Leslie Van Houten is perhaps the most notorious recipient of that compassion. At the age of 19, in the thrall of Charles Manson, she participated in the bloody murder of the LaBianca family. She is still in prison, and Waters devotes a long chapter in his book to her story and the story of their friendship. She is repentant and fully rehabilitated, he writes, and deserves to be given parole. The chapter is neither scandalous nor simplistic. It discusses the limits of redemption, the nature of accountability, and the purpose of imprisonment. And it reveals another side of John Waters, the repentant one.
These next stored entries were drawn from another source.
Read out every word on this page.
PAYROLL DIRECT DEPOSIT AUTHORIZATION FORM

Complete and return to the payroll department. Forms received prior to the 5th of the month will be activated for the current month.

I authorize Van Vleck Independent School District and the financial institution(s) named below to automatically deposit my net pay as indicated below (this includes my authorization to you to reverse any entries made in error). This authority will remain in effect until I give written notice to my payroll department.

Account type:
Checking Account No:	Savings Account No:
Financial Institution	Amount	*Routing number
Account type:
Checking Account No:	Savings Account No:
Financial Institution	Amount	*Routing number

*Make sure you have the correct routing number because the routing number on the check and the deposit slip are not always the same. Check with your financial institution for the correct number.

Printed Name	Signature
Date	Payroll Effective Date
He writes that he is "[g]uilty of using the Manson murders in a jokey, smart-ass way in my earlier films without the slightest feeling for the victims' families or the lives of the brainwashed Manson killer kids who were also victims in this sad and terrible case." Role Models covers a great deal of strange, seemingly unrelated ground. It leaps directly from Van Houten to a section on Waters' wardrobe, a style he calls "disaster at the dry cleaners." After perusing "John Waters's Five Books You Should Read to Live a Happy Life if Something Is Basically the Matter With You," you're whisked to a drab hotel room inhabited by Little Richard. You'd think this eccentric narrative wouldn't hold together. But the book is, somehow, a brilliant self-portrait. It's a little like one of those photo mosaics so popular of late: Up close, it's a jumble of tiny colorful portraits. Step back, and there's the Pope of Trash himself.